Venezuela participated in several meetings of the Oslo Process that created the Convention on Cluster Munitions, but when it joined in the consensus adoption of the convention text in Dublin on 30 May 2008, it expressed its opposition to the convention’s Article 21 provisions on “interoperability” (relations with states not party), which it said “[undermines] the spirit and purpose” of the convention.[2]

Venezuela has participated in just one meeting of the Convention on Cluster Munitions, the Second Meeting of States Parties in Beirut, Lebanon in September 2011, which it attended as an observer. Venezuela was invited to, but did not participate in, a regional workshop on cluster munitions in Santiago, Chile in December 2013.

Venezuela has not expressed its view on Syria’s use of cluster munitions, which has been widely condemned.

Venezuela is a State Party to the Mine Ban Treaty.
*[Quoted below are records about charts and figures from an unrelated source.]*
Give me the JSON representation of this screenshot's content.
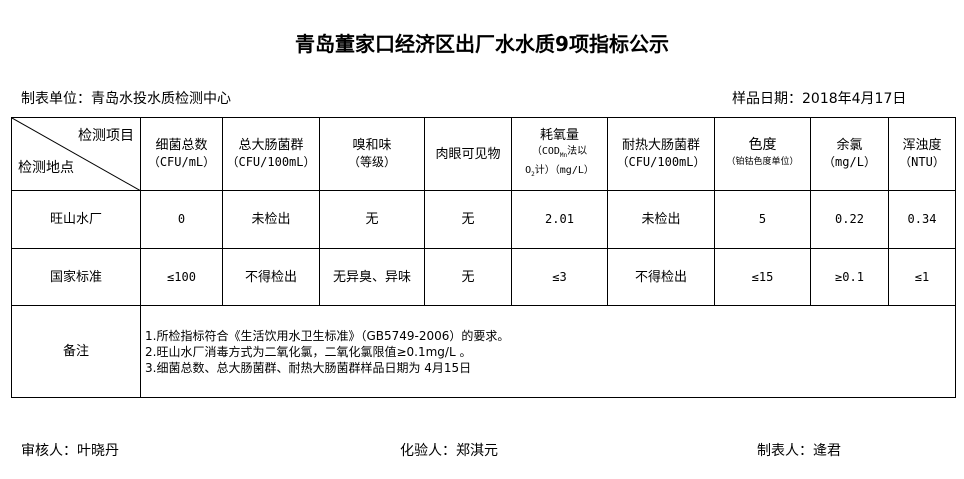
{
  "title": "青岛董家口经济区出厂水水质9项指标公示",
  "unit": "制表单位：青岛水投水质检测中心",
  "sample_date": "样品日期：2018年4月17日",
  "header": {
    "item_label": "检测项目",
    "site_label": "检测地点",
    "cols": [
      {
        "name": "细菌总数",
        "unit": "（CFU/mL）"
      },
      {
        "name": "总大肠菌群",
        "unit": "（CFU/100mL）"
      },
      {
        "name": "嗅和味",
        "unit": "（等级）"
      },
      {
        "name": "肉眼可见物",
        "unit": ""
      },
      {
        "name": "耗氧量",
        "unit": "（COD",
        "sub": "Mn",
        "unit2": "法以",
        "unit3": "O",
        "sub2": "2",
        "unit4": "计）（mg/L）"
      },
      {
        "name": "耐热大肠菌群",
        "unit": "（CFU/100mL）"
      },
      {
        "name": "色度",
        "unit": "（铂钴色度单位）"
      },
      {
        "name": "余氯",
        "unit": "（mg/L）"
      },
      {
        "name": "浑浊度",
        "unit": "（NTU）"
      }
    ]
  },
  "rows": [
    {
      "site": "旺山水厂",
      "values": [
        "0",
        "未检出",
        "无",
        "无",
        "2.01",
        "未检出",
        "5",
        "0.22",
        "0.34"
      ]
    },
    {
      "site": "国家标准",
      "values": [
        "≤100",
        "不得检出",
        "无异臭、异味",
        "无",
        "≤3",
        "不得检出",
        "≤15",
        "≥0.1",
        "≤1"
      ]
    }
  ],
  "notes_label": "备注",
  "notes": [
    "1.所检指标符合《生活饮用水卫生标准》（GB5749-2006）的要求。",
    "2.旺山水厂消毒方式为二氧化氯，二氧化氯限值≥0.1mg/L 。",
    "3.细菌总数、总大肠菌群、耐热大肠菌群样品日期为 4月15日"
  ],
  "footer": {
    "reviewer": "审核人：叶晓丹",
    "tester": "化验人：郑淇元",
    "preparer": "制表人：逄君"
  }
}
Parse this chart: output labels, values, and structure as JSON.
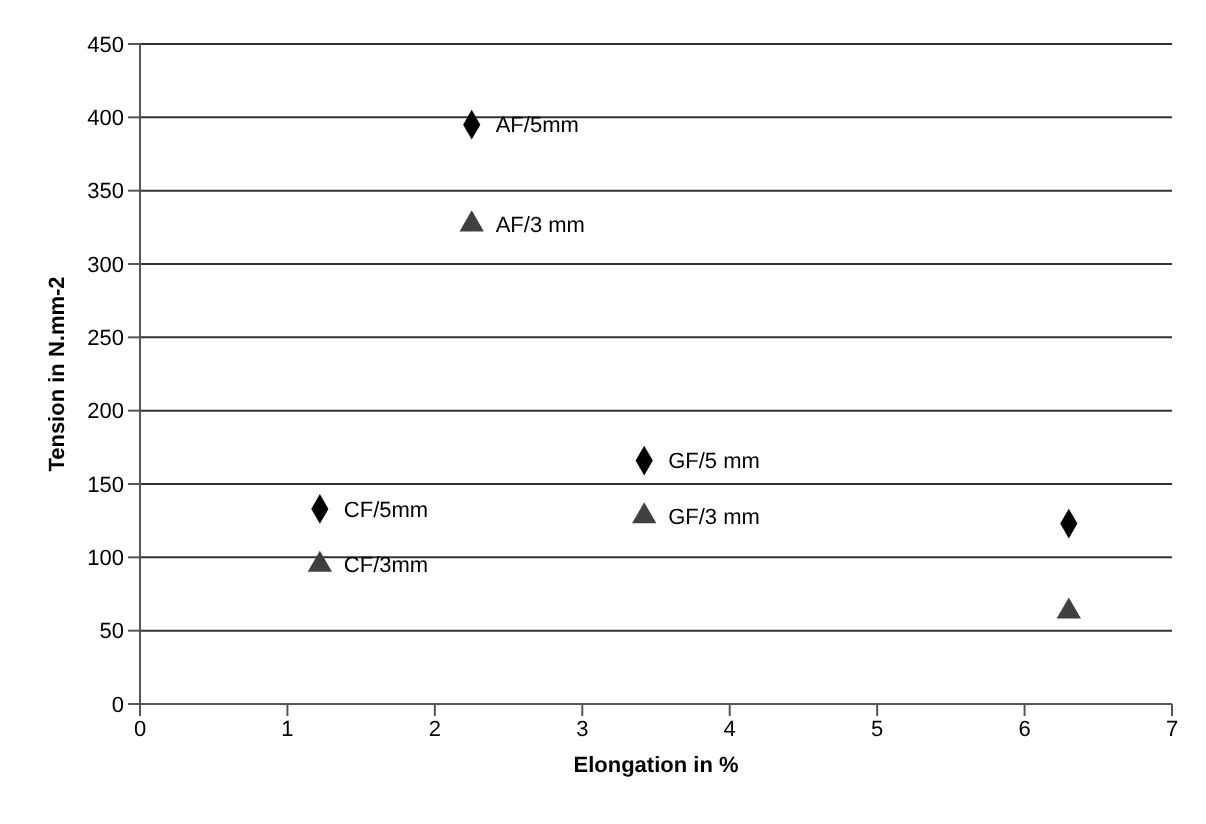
{
  "chart_data": {
    "type": "scatter",
    "xlabel": "Elongation in %",
    "ylabel": "Tension in N.mm-2",
    "xlim": [
      0,
      7
    ],
    "xticks": [
      0,
      1,
      2,
      3,
      4,
      5,
      6,
      7
    ],
    "ylim": [
      0,
      450
    ],
    "yticks": [
      0,
      50,
      100,
      150,
      200,
      250,
      300,
      350,
      400,
      450
    ],
    "grid": "y",
    "legend": false,
    "series": [
      {
        "color": "#000000",
        "marker": "diamond",
        "x": [
          2.25,
          1.22,
          3.42,
          6.3
        ],
        "values": [
          395,
          133,
          166,
          123
        ]
      },
      {
        "color": "#404040",
        "marker": "triangle",
        "x": [
          2.25,
          1.22,
          3.42,
          6.3
        ],
        "values": [
          327,
          95,
          128,
          63
        ]
      }
    ],
    "annotations": [
      {
        "text": "AF/5mm",
        "x": 2.25,
        "y": 395
      },
      {
        "text": "AF/3 mm",
        "x": 2.25,
        "y": 327
      },
      {
        "text": "CF/5mm",
        "x": 1.22,
        "y": 133
      },
      {
        "text": "CF/3mm",
        "x": 1.22,
        "y": 95
      },
      {
        "text": "GF/5 mm",
        "x": 3.42,
        "y": 166
      },
      {
        "text": "GF/3 mm",
        "x": 3.42,
        "y": 128
      }
    ]
  }
}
It is also party to the CCW.

Use, production, transfer, and stockpiling

Venezuela is not known to have used, produced, or exported cluster munitions.

Venezuela was not known to have imported or stockpiled cluster munitions until an August 2011 statement by the Ministry of the Popular Power for the Defense of Venezuela announcing the destruction of cluster munitions belonging to the Air Force of Venezuela.[3] According to the statement, the stockpile destruction was undertaken at Fort Caribbean in El Pao, Cojedes as part of “Operation Bachaco” to destroy surplus ammunition and ordnance. According to a Ministry of Defense spokesperson, the ordnance destroyed included Israeli-made AS TAL-1 cluster bombs, acquired for use with F-16A fighter aircraft. The number of cluster munitions destroyed was not reported.

It is not clear if Venezuela has other stockpiles of TAL-1 cluster bombs or other cluster munitions. The Stockholm International Peace Research Institute has reported that Israel exported the LAR-160 surface-to-surface rocket system to Venezuela, but it is not known if ammunition containing submunitions was included in the deal.[4]

 



[1] Statement of Venezuela, Convention on Conventional Weapons Fourth Review Conference, Geneva, 24 November 2011. Notes by Action on Armed Violence.

[2] For more information on Venezuela’s policy and practice regarding cluster munitions through early 2010, see ICBL, Cluster Munition Monitor 2010 (Ottawa: Mines Action Canada, October 2010), pp. 267–268.

[3]The Ministry of Defense of Venezuela destroys cluster bombs” (“El Ministerio de la Defensa de Venezuela destruye bombas de racimo”), Infodefensa.com, 26 August 2011.

[4] Stockholm International Peace Research Institute, “Arms Transfers Database.” Recipient report for Israel for the period 1950–2011, generated on 6 June 2012. Chile has reported once possessing the LAR-160 rocket systems with warheads that contain submunitions.